Deux feuilles de papier


C’était un homme déjà vieux, de taille moyenne, très maigre, vêtu en bon bourgeois et portant lunettes sur un long nez tranchant. Sa figure, d’une laideur remarquable, avait cette forme aquiline que beaucoup de gens prennent pour un signe de race ; mais quelque chose de cynique et de repoussant était dans le regard de ses yeux ronds comme ceux d’un vautour. Il était chauve, de cette façon particulière et assez rare qui ne laisse pas même autour du crâne la couronne de cheveux ressortant sous le chapeau : cela augmentait sa ressemblance avec les oiseaux de proie.

Nous savons son nom pour l’avoir entendu prononcer plus d’une fois dans les précédents chapitres ; il s’appelait M. le marquis de Tupinier et n’en avait pas l’air, malgré son nez de gentilhomme.

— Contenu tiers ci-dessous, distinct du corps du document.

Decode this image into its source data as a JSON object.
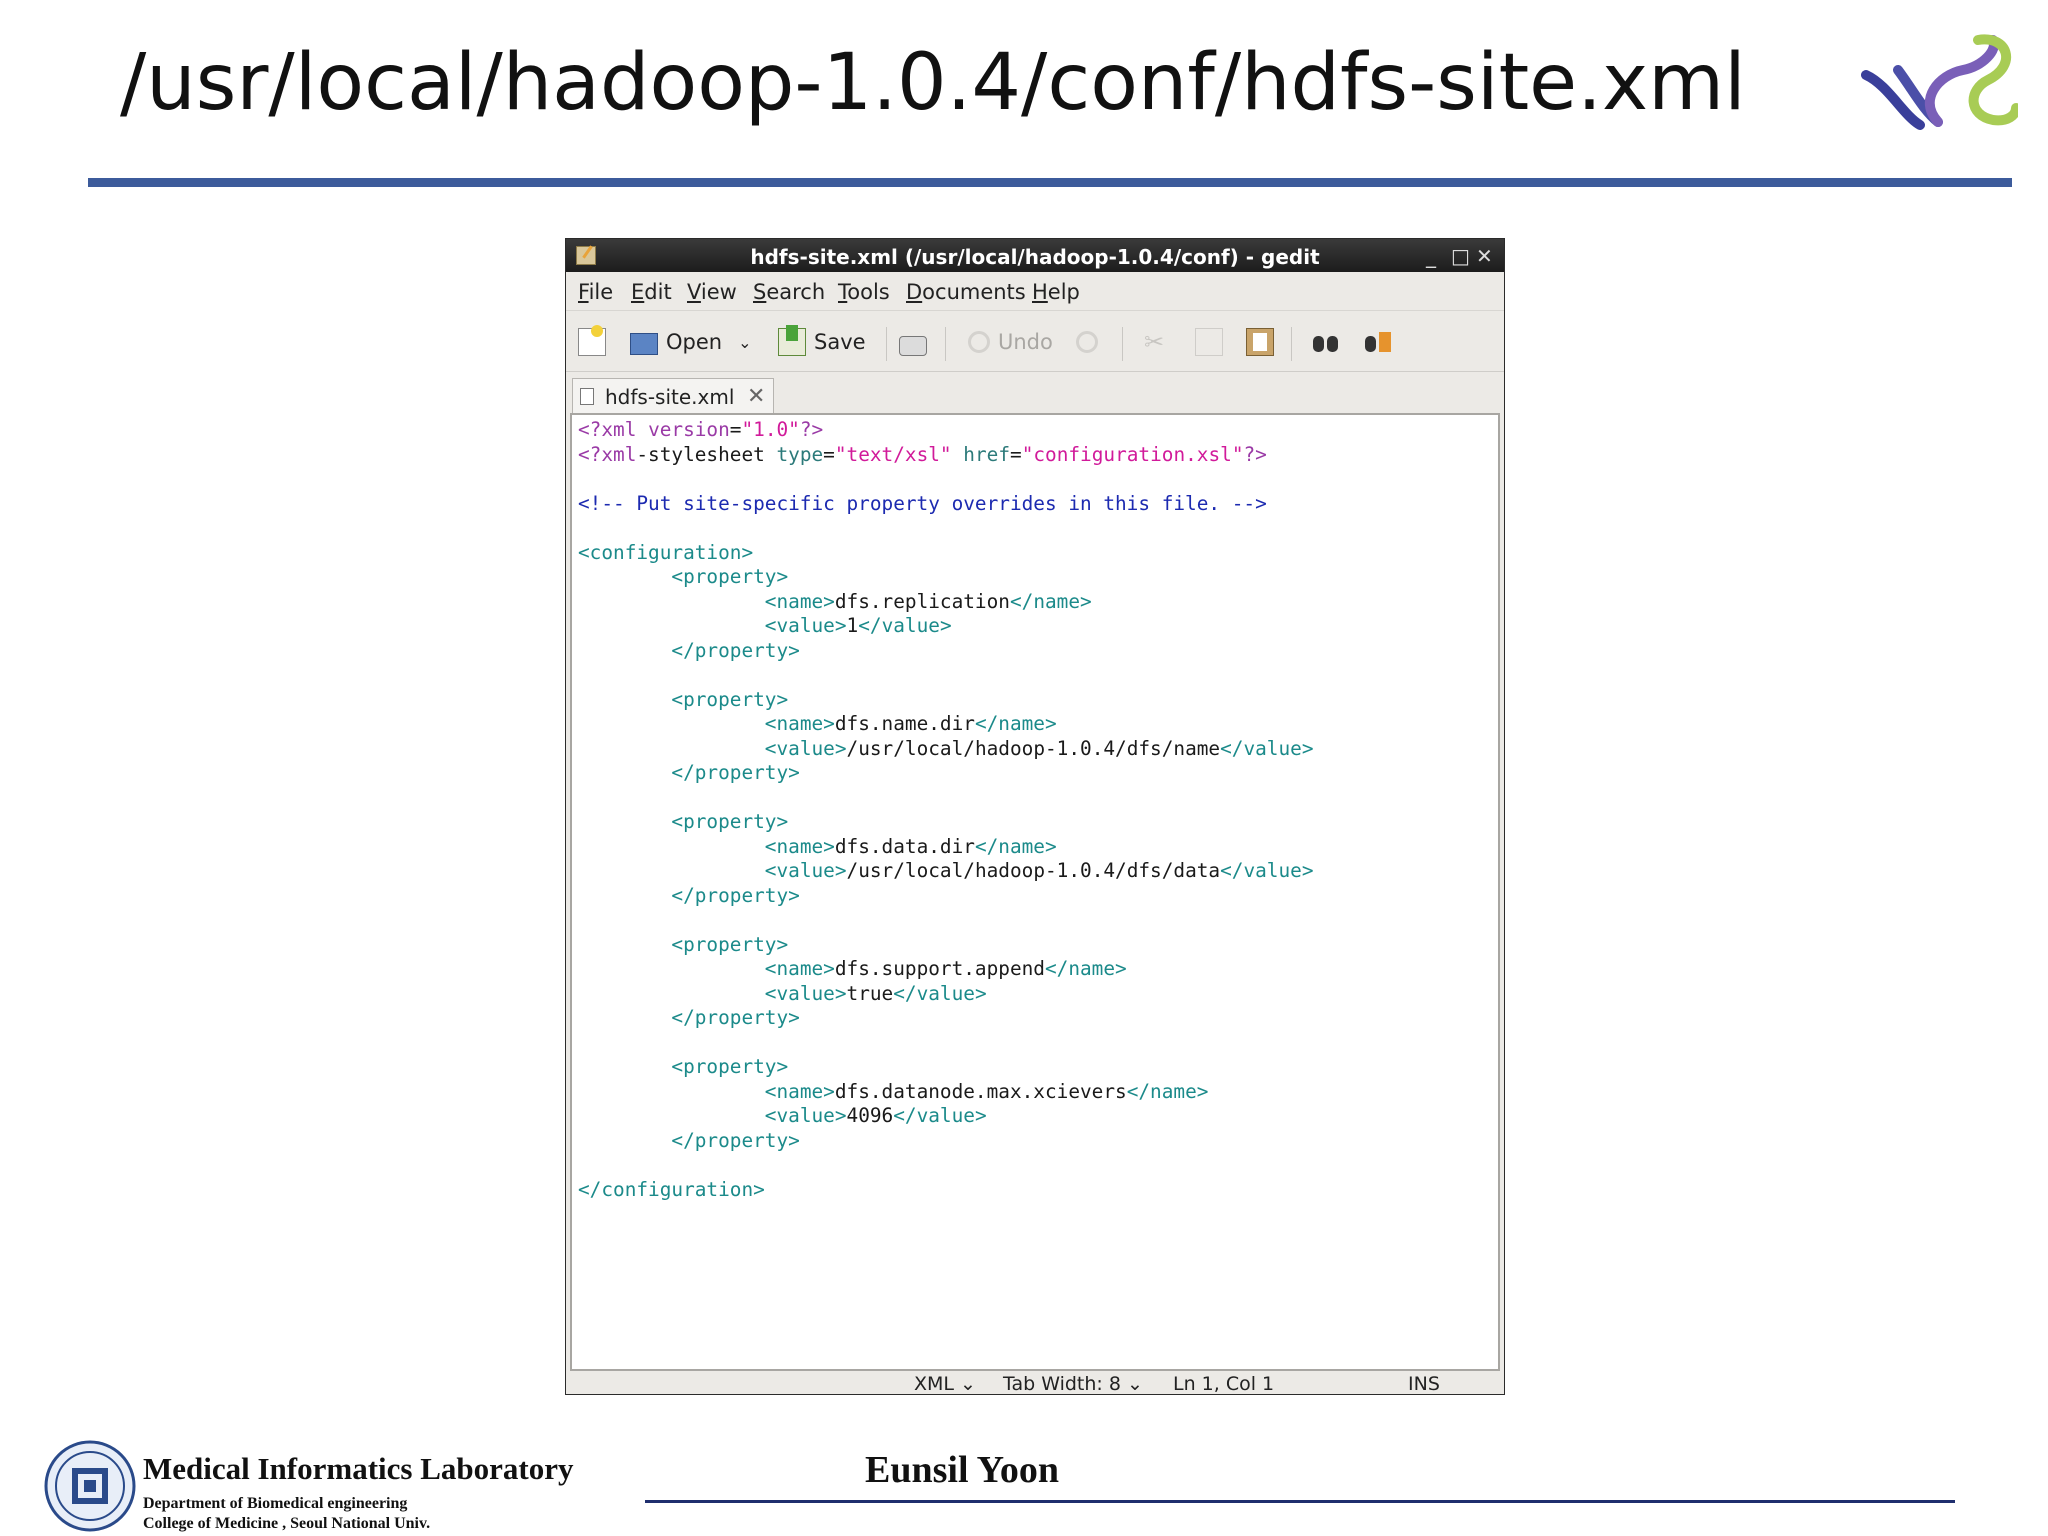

Non seulement il emprunta, comme nous l’avons dit, cet indécent baiser à la bouche charmante de Mme la duchesse de Clare mais encore il l’entraîna sur un mouvement de valse très bien exécuté, en dehors de la porte qu’il referma.

— Ma belle bichette, dit-il d’un ton de bonne humeur, tu as bien fait de venir, peste ! C’est l’instant, c’est le moment, mais je te ferai observer que tu aurais dû m’avertir. On n’aime donc plus son parrain ? Et encore tu avais mis le verrou à la porte du jardin. J’ai été obligé de passer par-dessus le mur et de monter par la fenêtre… à mon âge !

Son doigt désigna un carreau, largement tranché au diamant de vitrier, et dont l’ouverture laissait entrer un courant d’air glacial.

Angèle restait devant lui stupéfaite et comme hébétée.

— Tu voudrais bien savoir qui a averti parrain, hé, trésor ? reprit-il en ricanant. Détail. On a sa police. Parlons du petit, qui vaut maintenant son pesant d’or. Je ne l’ai jamais perdu de vue, ce gamin-là, il est mignon tout plein. As-tu ta voiture ?

— Oui, répondit machinalement Angèle.

— C’est bien, partons ! Il y a loin d’ici chez le marbrier du boulevard extérieur.

— Est-ce que vous voudriez venir avec moi ?

— Parbleu ! je ne te quitte plus, chérie.

— Mais… fit la duchesse.

Le marquis l’interrompit, disant :

— C’est vrai ! tu ne perds pas la carte, toi ! il pourrait « claquer » pendant notre absence et alors… Mais tout ne serait pas noyé, tu sais ? J’ai mes moyens à moi : voilà du temps que j’étudie l’affaire.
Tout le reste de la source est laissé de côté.